Filed under Partial Post

A professor once told me that electrons moving from a light switch to a lightbulb move towards it at an average of about a millimeter-per-second, which means they take several hours to reach the bulb. But if that’s true, why does the light turn on instantly when I flip the switch?

The reason is that it’s the electric field, not the electrons themselves, that transfers energy. Just as north-poles of two magnets will repel each other via their magnetic fields, so will two electrons repel one-another via their electric fields. This repulsion propagates down the wire, with one group of electrons pushing another group of electrons, who in turn push more electrons…

As a popular analogy, imagine a long skinny tube, just wide enough to hold a ping-pong ball. This tube is completely filled from end-to-end with ping-pong balls.

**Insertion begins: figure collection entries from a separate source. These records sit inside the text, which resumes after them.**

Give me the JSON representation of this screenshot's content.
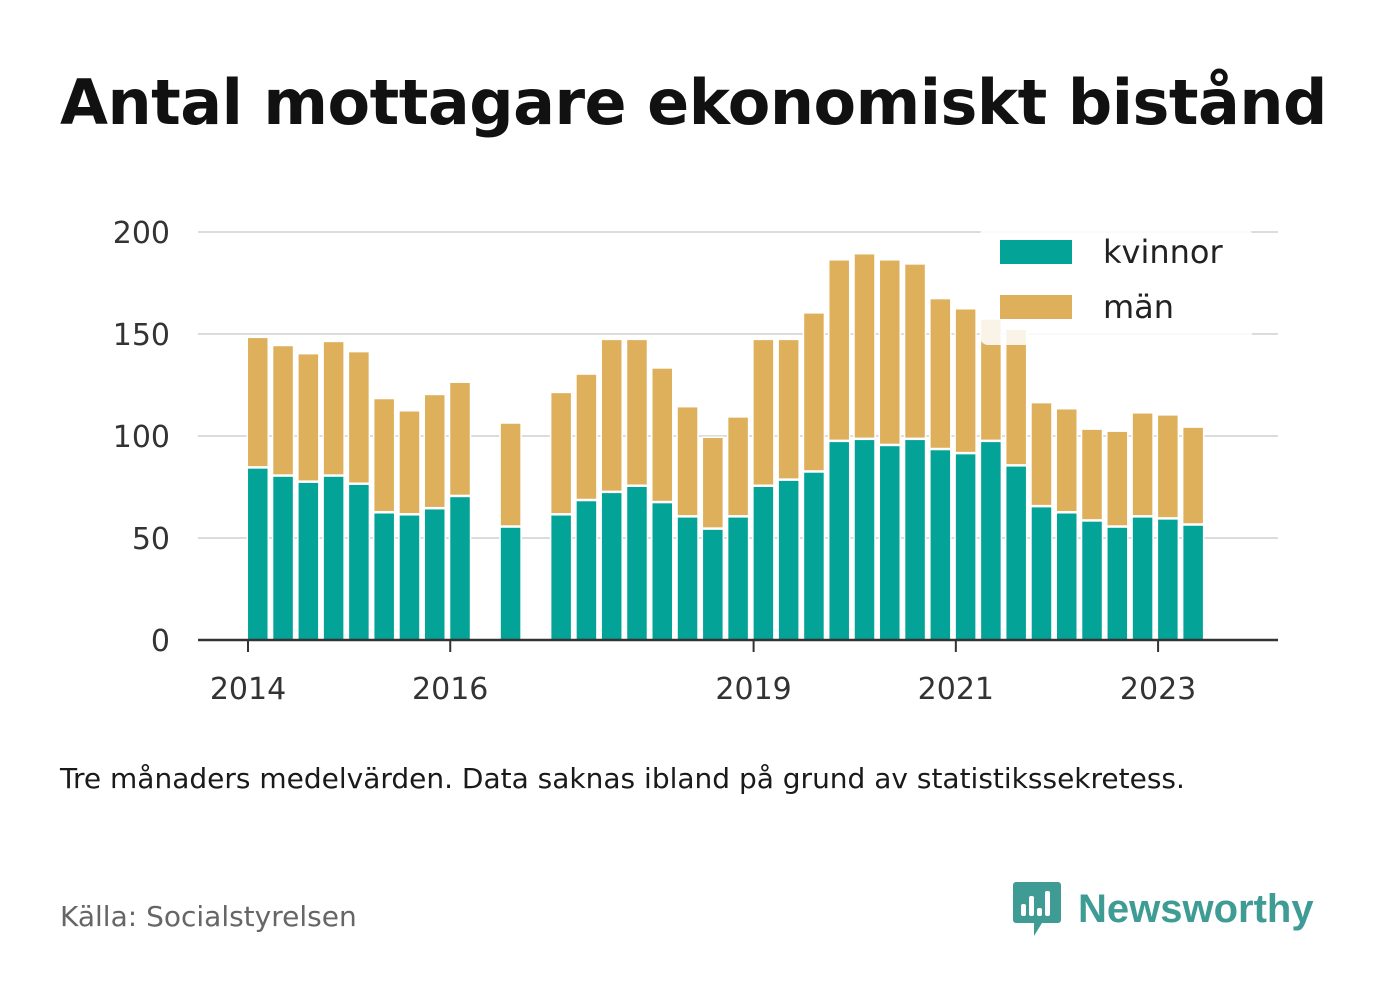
{
  "title": "Antal mottagare ekonomiskt bistånd",
  "note": "Tre månaders medelvärden. Data saknas ibland på grund av statistikssekretess.",
  "source": "Källa: Socialstyrelsen",
  "brand": {
    "name": "Newsworthy",
    "icon": "newsworthy-logo-icon",
    "color": "#3f9c95"
  },
  "colors": {
    "kvinnor": "#03a398",
    "man": "#deb05c",
    "grid": "#dcdcdc",
    "axis": "#333333"
  },
  "chart_data": {
    "type": "bar",
    "stacked": true,
    "ylim": [
      0,
      200
    ],
    "yticks": [
      0,
      50,
      100,
      150,
      200
    ],
    "xticks": [
      "2014",
      "2016",
      "2019",
      "2021",
      "2023"
    ],
    "grid": true,
    "legend_position": "top-right",
    "x": [
      "2014-Q1",
      "2014-Q2",
      "2014-Q3",
      "2014-Q4",
      "2015-Q1",
      "2015-Q2",
      "2015-Q3",
      "2015-Q4",
      "2016-Q1",
      "2016-Q2",
      "2016-Q3",
      "2016-Q4",
      "2017-Q1",
      "2017-Q2",
      "2017-Q3",
      "2017-Q4",
      "2018-Q1",
      "2018-Q2",
      "2018-Q3",
      "2018-Q4",
      "2019-Q1",
      "2019-Q2",
      "2019-Q3",
      "2019-Q4",
      "2020-Q1",
      "2020-Q2",
      "2020-Q3",
      "2020-Q4",
      "2021-Q1",
      "2021-Q2",
      "2021-Q3",
      "2021-Q4",
      "2022-Q1",
      "2022-Q2",
      "2022-Q3",
      "2022-Q4",
      "2023-Q1",
      "2023-Q2",
      "2023-Q3"
    ],
    "series": [
      {
        "name": "kvinnor",
        "values": [
          null,
          84,
          80,
          77,
          80,
          76,
          62,
          61,
          64,
          70,
          null,
          55,
          null,
          61,
          68,
          72,
          75,
          67,
          60,
          54,
          60,
          75,
          78,
          82,
          97,
          98,
          95,
          98,
          93,
          91,
          97,
          85,
          65,
          62,
          58,
          55,
          60,
          59,
          56
        ]
      },
      {
        "name": "män",
        "values": [
          null,
          64,
          64,
          63,
          66,
          65,
          56,
          51,
          56,
          56,
          null,
          51,
          null,
          60,
          62,
          75,
          72,
          66,
          54,
          45,
          49,
          72,
          69,
          78,
          89,
          91,
          91,
          86,
          74,
          71,
          60,
          67,
          51,
          51,
          45,
          47,
          51,
          51,
          48
        ]
      }
    ]
  }
}
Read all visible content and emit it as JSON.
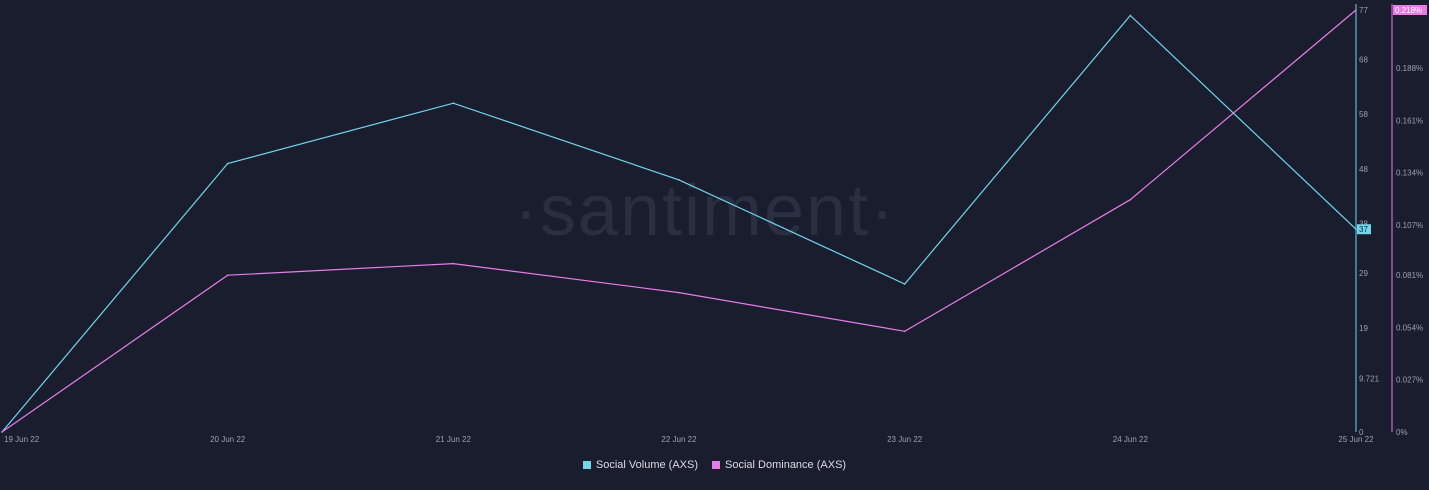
{
  "watermark": "·santiment·",
  "colors": {
    "background": "#1a1d2e",
    "volume": "#6fd6ec",
    "dominance": "#e77ce8",
    "tick_text": "#9aa0b4"
  },
  "chart_data": {
    "type": "line",
    "categories": [
      "19 Jun 22",
      "20 Jun 22",
      "21 Jun 22",
      "22 Jun 22",
      "23 Jun 22",
      "24 Jun 22",
      "25 Jun 22"
    ],
    "series": [
      {
        "name": "Social Volume (AXS)",
        "axis": "right-inner",
        "values": [
          0,
          49,
          60,
          46,
          27,
          76,
          37
        ],
        "last_value_label": "37"
      },
      {
        "name": "Social Dominance (AXS)",
        "axis": "right-outer",
        "values": [
          0,
          0.081,
          0.087,
          0.072,
          0.052,
          0.12,
          0.218
        ],
        "last_value_label": "0.218%"
      }
    ],
    "y_volume": {
      "range": [
        0,
        77
      ],
      "ticks": [
        0,
        9.721,
        19,
        29,
        38,
        48,
        58,
        68,
        77
      ],
      "tick_labels": [
        "0",
        "9.721",
        "19",
        "29",
        "38",
        "48",
        "58",
        "68",
        "77"
      ]
    },
    "y_dominance": {
      "range": [
        0,
        0.218
      ],
      "ticks": [
        0,
        0.027,
        0.054,
        0.081,
        0.107,
        0.134,
        0.161,
        0.188
      ],
      "tick_labels": [
        "0%",
        "0.027%",
        "0.054%",
        "0.081%",
        "0.107%",
        "0.134%",
        "0.161%",
        "0.188%"
      ]
    },
    "grid": false,
    "legend_position": "bottom-center"
  },
  "legend": {
    "volume_label": "Social Volume (AXS)",
    "dominance_label": "Social Dominance (AXS)"
  }
}
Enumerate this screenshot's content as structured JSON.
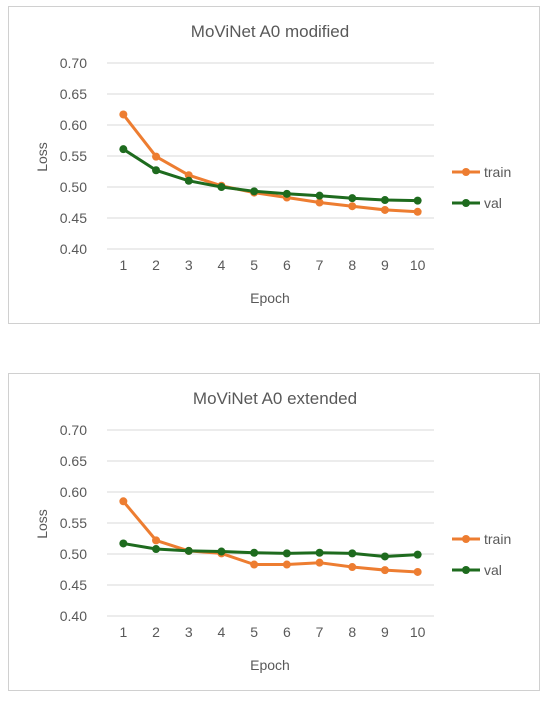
{
  "chart_data": [
    {
      "type": "line",
      "title": "MoViNet A0 modified",
      "xlabel": "Epoch",
      "ylabel": "Loss",
      "categories": [
        "1",
        "2",
        "3",
        "4",
        "5",
        "6",
        "7",
        "8",
        "9",
        "10"
      ],
      "ylim": [
        0.4,
        0.7
      ],
      "yticks": [
        "0.40",
        "0.45",
        "0.50",
        "0.55",
        "0.60",
        "0.65",
        "0.70"
      ],
      "grid": true,
      "legend_position": "right",
      "series": [
        {
          "name": "train",
          "color": "#ED7D31",
          "values": [
            0.617,
            0.549,
            0.519,
            0.502,
            0.491,
            0.483,
            0.475,
            0.469,
            0.463,
            0.46
          ]
        },
        {
          "name": "val",
          "color": "#1E6B1E",
          "values": [
            0.561,
            0.527,
            0.51,
            0.5,
            0.493,
            0.489,
            0.486,
            0.482,
            0.479,
            0.478
          ]
        }
      ]
    },
    {
      "type": "line",
      "title": "MoViNet A0 extended",
      "xlabel": "Epoch",
      "ylabel": "Loss",
      "categories": [
        "1",
        "2",
        "3",
        "4",
        "5",
        "6",
        "7",
        "8",
        "9",
        "10"
      ],
      "ylim": [
        0.4,
        0.7
      ],
      "yticks": [
        "0.40",
        "0.45",
        "0.50",
        "0.55",
        "0.60",
        "0.65",
        "0.70"
      ],
      "grid": true,
      "legend_position": "right",
      "series": [
        {
          "name": "train",
          "color": "#ED7D31",
          "values": [
            0.585,
            0.522,
            0.505,
            0.501,
            0.483,
            0.483,
            0.486,
            0.479,
            0.474,
            0.471
          ]
        },
        {
          "name": "val",
          "color": "#1E6B1E",
          "values": [
            0.517,
            0.508,
            0.505,
            0.504,
            0.502,
            0.501,
            0.502,
            0.501,
            0.496,
            0.499
          ]
        }
      ]
    }
  ]
}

Once everything is set up in your head, imagine forcing another ping-pong ball into the tube at one end. Though the individual ping-pong balls will move only a small amount, the force of each ping-pong ball bumping into the next will propagate quickly all the way down the tube, and at the very end the final ping-pong ball will (almost) immediately be pushed out.

Propagating electric fields work in a similar manner, but the electrons are much smaller than ping-pong balls and there are many more of them flying around.

The all-too-common view that electrons are little packets of energy that are somehow created by batteries and "used up" by a lightbulb is completely false. In AC, the voltage continuously goes from positive to negative and back, so, much like someone on an inner tube in a wave-pool, the electrons simply move back and forth on the wire without ever going anywhere (this is why it doesn’t matter which way you plug things into the wall – for the most part). In both AC and DC, the energy comes from the movement of the electrons, not the electrons themselves.